You cannot use the payment to buy personal care for the person you care for, such as help to wash, dress or use the toilet. You cannot use it to pay for goods or services you have already bought, or for everyday living costs such as food, heating, lighting, council tax, rent or mortgage payments.

Respite at home

The home-based respite service gives carers a break from their caring responsibilities. A care worker would come in to look after the person you care for, so you can have some time to yourself. The breaks could be regular or just when you need them. Respite at home is considered to be a service for the person you care for. So if they have a personal budget for their own needs (see page 8) they could use that money to pay for it. A financial assessment of the person being cared for will confirm whether they need to pay towards the cost of this service.

When Adult Services talk to you about your needs (at the carer’s assessment), they will look at
whether they can offer this service.

Benefits you may be entitled to

If you care for someone for at least 35 hours a week (and you are over 16) you may be entitled to Carer’s Allowance. This can be payable if the person you care for is receiving Attendance Allowance or Constant Attendance Allowance (paid with Industrial Injuries Disablement Benefit
or a War Pension), if they are over 65 and receiving Disability Living Allowance care component (at the highest or middle rate), or if they are aged between 16 and 64, and receiving the new
Personal Independence Payment. The Carer’s Allowance rate for 2013/14 is £59.75 a week. This
figure may change over the life of this Directory.

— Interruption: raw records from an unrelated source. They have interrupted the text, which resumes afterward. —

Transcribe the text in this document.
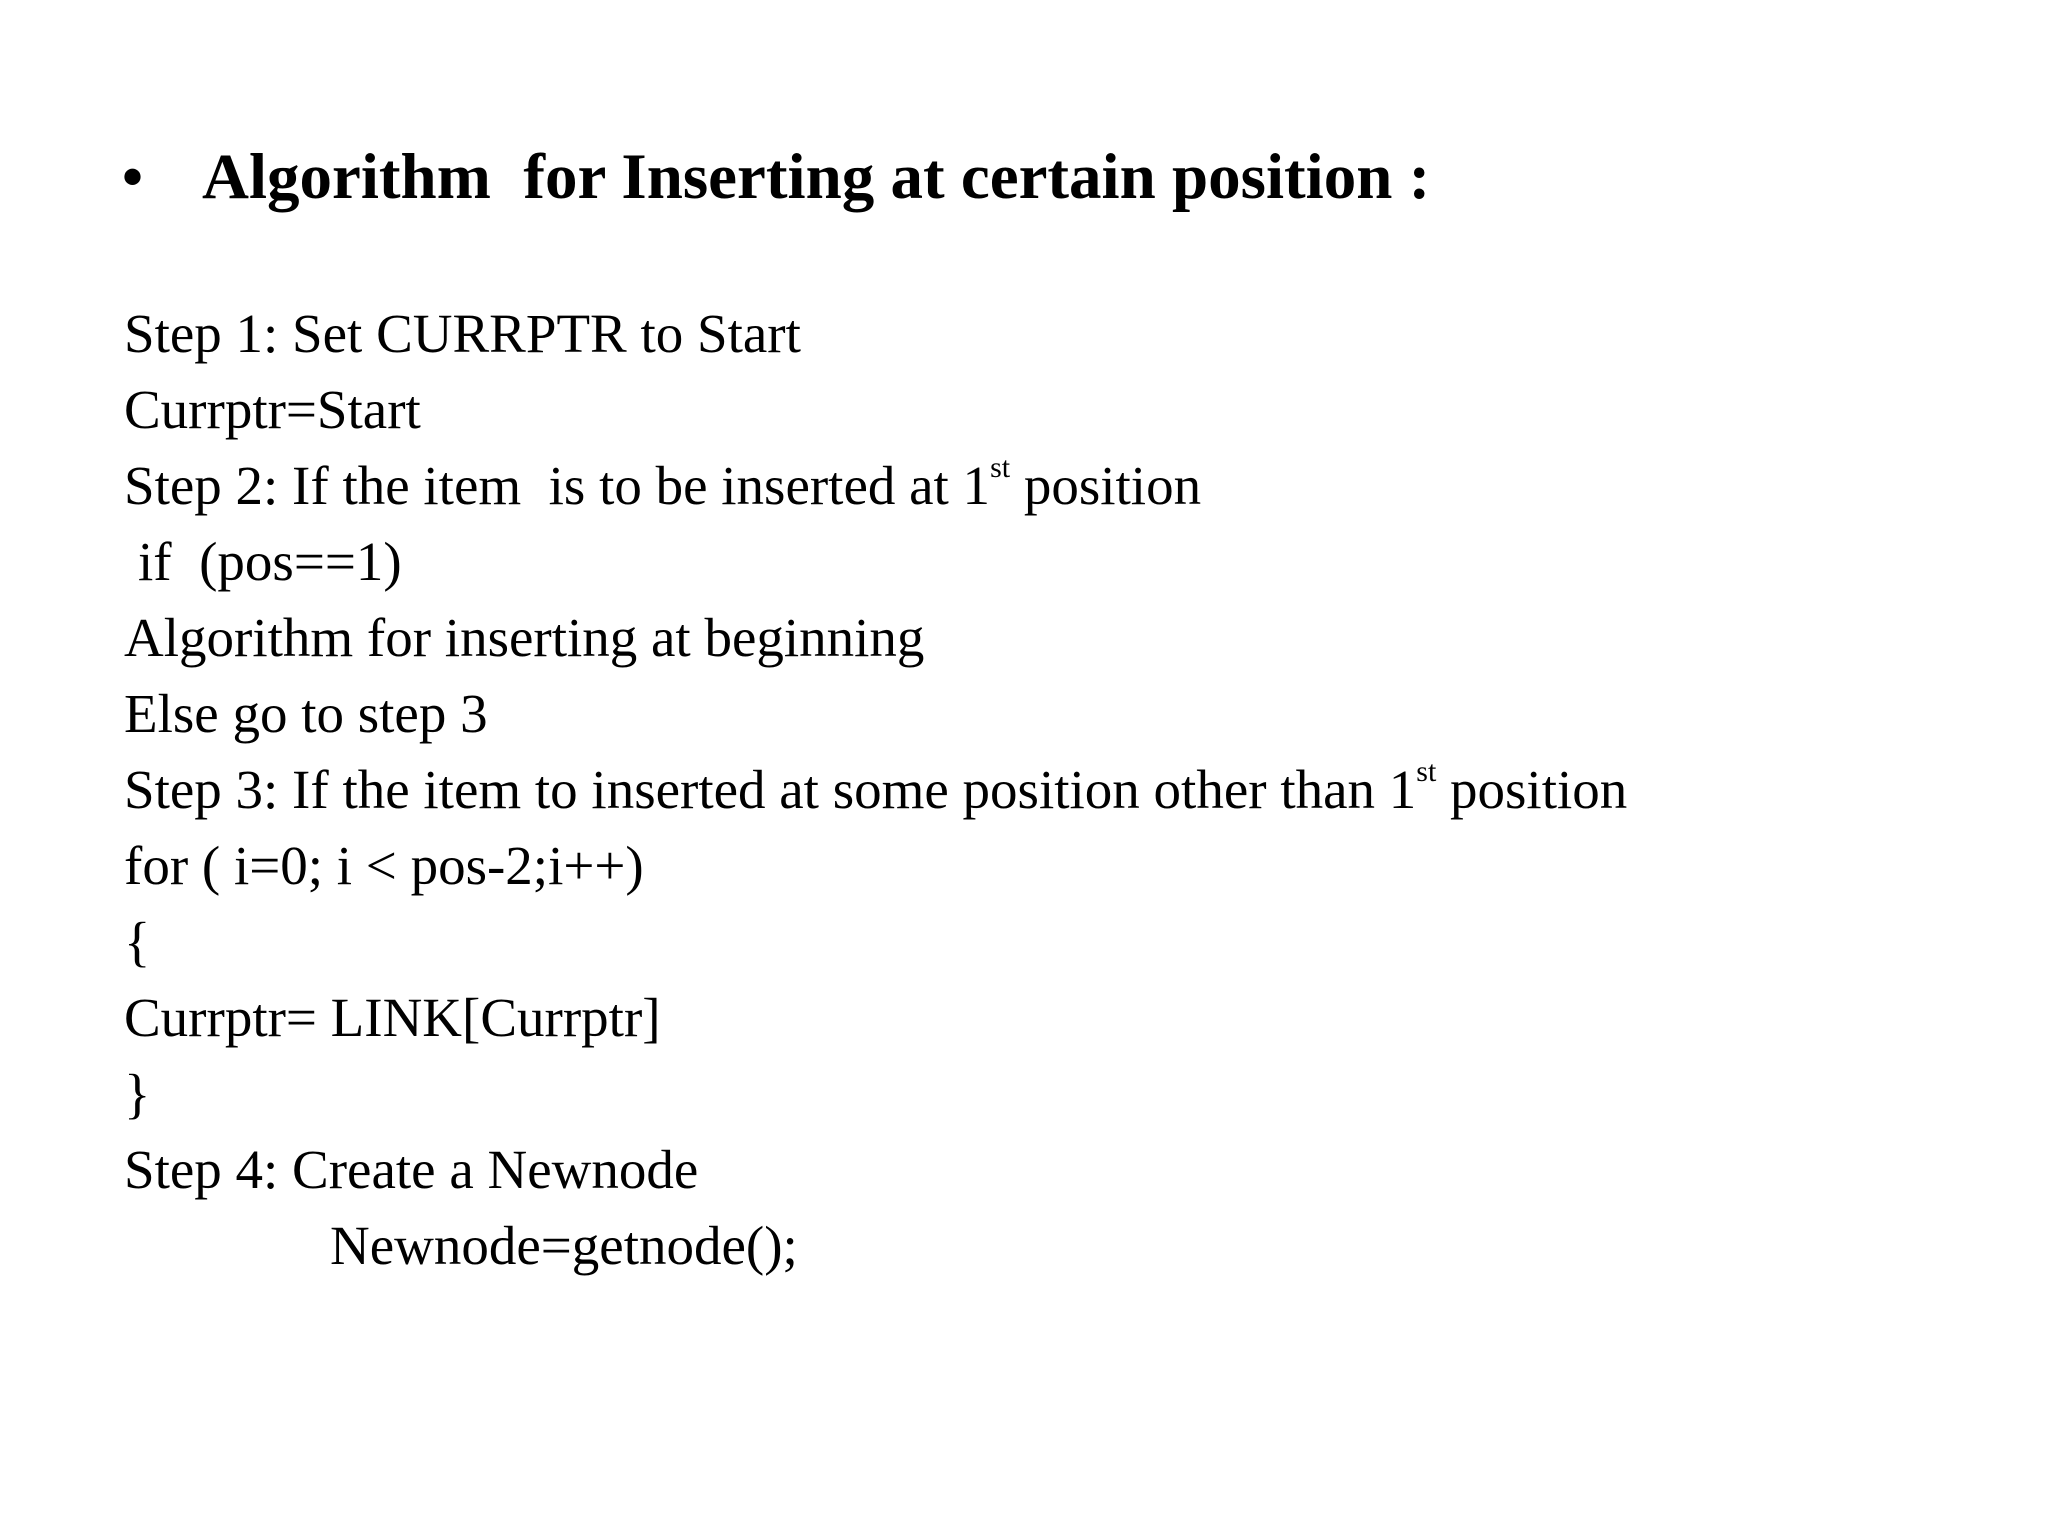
• Algorithm  for Inserting at certain position :
Step 1: Set CURRPTR to Start
Currptr=Start
Step 2: If the item  is to be inserted at 1st position
if  (pos==1)
Algorithm for inserting at beginning
Else go to step 3
Step 3: If the item to inserted at some position other than 1st position
for ( i=0; i < pos-2;i++)
{
Currptr= LINK[Currptr]
}
Step 4: Create a Newnode
Newnode=getnode();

However, you cannot claim it if you are in fulltime education or employment, and it can affect other benefits or pension you receive.

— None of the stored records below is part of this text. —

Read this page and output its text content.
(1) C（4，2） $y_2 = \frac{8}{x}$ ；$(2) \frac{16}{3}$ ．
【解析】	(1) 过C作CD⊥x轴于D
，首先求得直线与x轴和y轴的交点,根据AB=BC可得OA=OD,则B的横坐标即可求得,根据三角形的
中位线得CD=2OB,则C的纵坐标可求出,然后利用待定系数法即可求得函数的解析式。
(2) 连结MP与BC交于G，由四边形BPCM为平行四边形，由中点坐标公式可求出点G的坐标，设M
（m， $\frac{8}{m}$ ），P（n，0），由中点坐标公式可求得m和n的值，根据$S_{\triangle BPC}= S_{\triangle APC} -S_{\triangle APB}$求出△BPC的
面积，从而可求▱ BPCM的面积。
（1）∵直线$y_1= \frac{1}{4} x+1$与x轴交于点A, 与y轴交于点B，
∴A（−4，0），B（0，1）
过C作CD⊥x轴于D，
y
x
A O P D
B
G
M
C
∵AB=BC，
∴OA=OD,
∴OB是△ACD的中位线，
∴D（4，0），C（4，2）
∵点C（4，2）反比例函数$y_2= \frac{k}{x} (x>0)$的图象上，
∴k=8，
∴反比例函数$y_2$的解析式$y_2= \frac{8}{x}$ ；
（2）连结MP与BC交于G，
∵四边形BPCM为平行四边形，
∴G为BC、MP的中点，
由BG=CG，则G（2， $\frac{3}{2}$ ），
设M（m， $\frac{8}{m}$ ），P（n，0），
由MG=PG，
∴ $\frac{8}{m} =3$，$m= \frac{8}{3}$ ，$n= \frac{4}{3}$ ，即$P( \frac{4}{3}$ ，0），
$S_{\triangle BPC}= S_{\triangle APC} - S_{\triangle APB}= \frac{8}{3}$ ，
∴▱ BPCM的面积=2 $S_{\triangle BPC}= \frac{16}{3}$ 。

If you are over 65 you may qualify for Carer’s Premium. This can entitle you to an increased amount of income-related benefits (such as Pension Credit, Council Tax Benefit and Housing
Benefit).

Carer’s Credit is a National Insurance credit which will let carers build up qualifying years for the basic State Pension and additional State Pension. This means that there will be no gaps in your National Insurance record if you have to take on caring responsibilities. You may be able to get Carer’s Credit if:

• you provide care for one or more disabled person(s) for a total of 20 hours or more each
week; and

• you are not already getting Carer’s Allowance.

There are a number of local voluntary organisations providing information, advice and
support to carers.

Essex Carers Support

Essex Carers Support is an independent organisation, supporting informal, unpaid and family carers in Essex. They provide information, advice and guidance to carers in Colchester, Tendring and Castle Point districts. They provide advocacy to carers in Braintree, Epping, Harlow, Basildon and Rochford.
Tel: 01255 474410
Email: admin@essexcarerssupport.org.uk
Web: www.essexcarerssupport.org.uk

Southend Carers’ Forum
Southend Carers’ Forum aims to support, inform and represent the needs of all carers living within the borough of Southend-on-Sea.
Tel: 01702 393933
Email: info@southendcarers.co.uk

Carers Trust
The Princess Royal Trust for Carers and Crossroads Care have merged to create Carers Trust, a new charity designed to improve support, services and recognition for people caring, unpaid, for a family member or friend. On their website, you can find support in your area.
Tel: 0844 800 4361 • Email: info@carers.org
Web: www.carers.org

Crossroads Care
Crossroads Care aims to improve the lives of carers by giving them a break from their caring responsibilities and provide a reliable, tailored service for each carer and the person they care for.
Crossroads Care Essex
Tel: 01268 881130

Carers Direct
The Carers Direct national helpline can help unpaid carers by providing information, advice and support as well as practical guidance on how to access the services that carers may need.